The book is a family affair. Would that many more families could so beautifully declare what they love and put their favored worlds before us, to speak as families often do—not of one mind, but of one heart. Joell is the painter and Mirror Lake is her gallery. Cassidy’s pictures were taken for fun and curiosity and there is a familiarity about her quirky captions. Will, who started going to Fripp Island as a boy, gives us diligent composition born of art and technology.
The book is anything but pretentious; it’s for everybody. Here is a line from Cassidy who made the photos she captions, “I always wonder about the sea oats: they seem like such a strange plant for this environment. There don’t seem to be any animals that eat them, but they taste good with brown sugar. Endangered oatmeal.”

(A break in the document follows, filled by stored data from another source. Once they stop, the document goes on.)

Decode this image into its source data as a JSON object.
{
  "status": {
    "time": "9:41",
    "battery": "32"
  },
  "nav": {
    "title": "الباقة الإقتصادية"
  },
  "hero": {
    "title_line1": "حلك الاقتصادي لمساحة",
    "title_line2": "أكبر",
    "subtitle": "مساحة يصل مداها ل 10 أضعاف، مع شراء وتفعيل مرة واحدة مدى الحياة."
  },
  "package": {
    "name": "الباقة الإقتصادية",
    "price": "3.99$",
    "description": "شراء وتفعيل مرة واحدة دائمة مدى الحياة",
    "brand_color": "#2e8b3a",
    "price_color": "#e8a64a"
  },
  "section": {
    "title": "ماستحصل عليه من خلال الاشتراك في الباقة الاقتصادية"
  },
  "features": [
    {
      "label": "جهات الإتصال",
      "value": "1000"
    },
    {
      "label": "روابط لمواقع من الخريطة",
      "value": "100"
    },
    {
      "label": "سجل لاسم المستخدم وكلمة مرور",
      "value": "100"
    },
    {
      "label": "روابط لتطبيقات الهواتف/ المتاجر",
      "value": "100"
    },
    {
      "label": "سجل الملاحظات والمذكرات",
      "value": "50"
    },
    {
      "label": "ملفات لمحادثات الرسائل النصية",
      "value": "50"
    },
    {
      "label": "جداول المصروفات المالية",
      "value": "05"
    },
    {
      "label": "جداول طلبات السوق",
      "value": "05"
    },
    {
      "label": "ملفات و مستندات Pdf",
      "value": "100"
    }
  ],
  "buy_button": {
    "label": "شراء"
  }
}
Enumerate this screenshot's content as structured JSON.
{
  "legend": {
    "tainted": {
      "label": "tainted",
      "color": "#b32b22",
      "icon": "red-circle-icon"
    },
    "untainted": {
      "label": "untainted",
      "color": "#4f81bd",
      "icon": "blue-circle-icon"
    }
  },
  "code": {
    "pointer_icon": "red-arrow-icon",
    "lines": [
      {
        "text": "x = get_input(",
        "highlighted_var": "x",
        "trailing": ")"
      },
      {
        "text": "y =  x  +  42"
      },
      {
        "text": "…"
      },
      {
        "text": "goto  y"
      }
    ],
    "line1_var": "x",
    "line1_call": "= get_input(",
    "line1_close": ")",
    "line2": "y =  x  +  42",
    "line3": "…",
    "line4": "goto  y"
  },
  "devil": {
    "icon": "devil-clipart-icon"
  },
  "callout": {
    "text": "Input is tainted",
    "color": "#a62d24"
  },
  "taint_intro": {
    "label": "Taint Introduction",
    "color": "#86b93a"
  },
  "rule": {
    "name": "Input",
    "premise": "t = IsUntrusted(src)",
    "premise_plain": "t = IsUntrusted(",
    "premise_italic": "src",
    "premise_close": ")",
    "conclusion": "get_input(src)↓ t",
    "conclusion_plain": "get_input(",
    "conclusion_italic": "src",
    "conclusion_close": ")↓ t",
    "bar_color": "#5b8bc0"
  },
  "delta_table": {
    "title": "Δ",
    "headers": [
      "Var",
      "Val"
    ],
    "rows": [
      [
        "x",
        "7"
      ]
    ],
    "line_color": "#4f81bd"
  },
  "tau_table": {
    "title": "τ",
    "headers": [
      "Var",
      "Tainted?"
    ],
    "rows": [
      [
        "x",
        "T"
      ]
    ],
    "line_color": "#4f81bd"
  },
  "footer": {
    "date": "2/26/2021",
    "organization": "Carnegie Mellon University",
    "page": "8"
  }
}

Joell is ever looking for the wonderful in her world. She writes, “I once carried a large piece of driftwood back from Prichard’s. I tied it to my tee-shirt through the armholes with string so that I had both hands free for swimming.” Then later she worries: “I used to find large moon shells when I first visited Fripp. The shells have grown smaller and fewer as the years have gone by.”
Will says simply as experienced, “The oyster beds are a good place to go crabbing. Going at high tide, it’s a bit tricky because the oysters are so sharp they can cut you quite badly.”
Then with the edge of foreboding, Joell says, “One New Year’s Eve at Fripp, I stayed up all night and walked out onto the beach at sunrise. The gulls were viciously attaching the bivalves that had gotten stranded on the beach. I remember seeing the opened, emptied shells and there was blood inside. It seemed quite strange and shocking at the time.” Will adds in a mater-of-fact caption below his photo of the shellfish, “The blood of the bivalve is red due to the presence of hemoglobin; most mollusks have clear blood.”
Even more plainly, at the bottom of the page near the end of the book we read, “Fact: When the island became so populated as to endanger the hatching turtles, a turtle-watch group of volunteers was formed. Eggs are sometimes brought to higher ground where they will not be washed away. The hatching is closely supervised to prevent human interference. The area is fenced off and each clutch is labeled with a white stick: number, date, and egg count.”
This album of a family’s inner and outer world shows us responsibility and hope moving from their experience of nature, through our experience of their book, to a better accommodation. But is it enough? An how much time do we have? These are not the questions for this book, which is complete in itself as well as being a very good beginning. The real objective here is to enjoy the exploration it offers, and to wonder deeply at a place that is hanging on a thin edge between sea, sky, and changing times.
Richard Register is author of Ecocities: Rebuilding Cities in Balance with Nature, a book that does try to systematize and plan for a regenerative civilization, specifically designed to redesign cities and towns for the long haul in a healthy biosphere.